Other research and investment priorities include cancer research and heart operations, for which dedicated facilities were built mid-pandemic. Specialisations in imaging solutions, diagnosis, pharmaceutical production, medical technology, and radiology are priority areas for investment.
Dr Ngamije is particularly dedicated to improving access to cancer treatment through investments in nuclear medicine and radiation, which are in short supply in the region.
“We aim to have this capability by 2023, which will only be the second of its kind in Sub-Saharan Africa, along with South Africa’s,” he says.
Private clinics have proliferated and expanded during the pandemic and the aim is to integrate them into an advanced medical ecosystem.

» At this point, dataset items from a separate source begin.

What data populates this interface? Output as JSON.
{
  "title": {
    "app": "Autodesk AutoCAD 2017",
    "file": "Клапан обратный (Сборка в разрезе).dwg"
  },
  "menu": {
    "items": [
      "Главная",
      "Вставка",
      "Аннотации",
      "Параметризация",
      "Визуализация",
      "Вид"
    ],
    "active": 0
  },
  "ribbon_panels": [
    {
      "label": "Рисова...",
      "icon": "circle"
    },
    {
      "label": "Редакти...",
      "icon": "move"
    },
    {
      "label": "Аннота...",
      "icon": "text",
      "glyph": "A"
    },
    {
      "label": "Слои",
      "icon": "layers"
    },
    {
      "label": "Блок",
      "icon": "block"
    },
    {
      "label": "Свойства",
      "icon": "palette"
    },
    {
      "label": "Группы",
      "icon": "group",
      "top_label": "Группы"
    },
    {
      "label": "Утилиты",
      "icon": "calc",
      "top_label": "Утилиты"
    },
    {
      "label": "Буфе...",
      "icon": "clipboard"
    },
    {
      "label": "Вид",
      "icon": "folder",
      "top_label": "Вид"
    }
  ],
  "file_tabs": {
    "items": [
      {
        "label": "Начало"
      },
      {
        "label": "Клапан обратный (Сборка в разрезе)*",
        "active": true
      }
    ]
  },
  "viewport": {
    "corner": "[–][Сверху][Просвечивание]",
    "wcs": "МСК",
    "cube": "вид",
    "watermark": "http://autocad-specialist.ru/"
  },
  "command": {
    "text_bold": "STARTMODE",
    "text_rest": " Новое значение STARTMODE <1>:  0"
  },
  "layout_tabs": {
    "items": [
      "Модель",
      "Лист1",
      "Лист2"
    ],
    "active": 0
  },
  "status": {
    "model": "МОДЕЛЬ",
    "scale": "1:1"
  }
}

Drone-based delivery services
One of the most eye-catching partnerships to emerge is between the Rwandan government and California-based drone company Zipline.
In 2016, Zipline approached Rwanda to use it as a proof-of-concept location for a drone-based delivery system that was particularly suited to Rwanda’s geography and the needs of its health sector. Working out of two distribution centres, Zipline makes 5000 deliveries of medical supplies to 375 health facilities per month.
“Because blood can be delivered from storage to anywhere in the country in under 30 minutes, the Zipline system has decreased the amount of expired blood by 50%,” says the minister.
Zipline has since exported its concept to Ghana and the US, with plans to move into Nigeria, India, and the Philippines.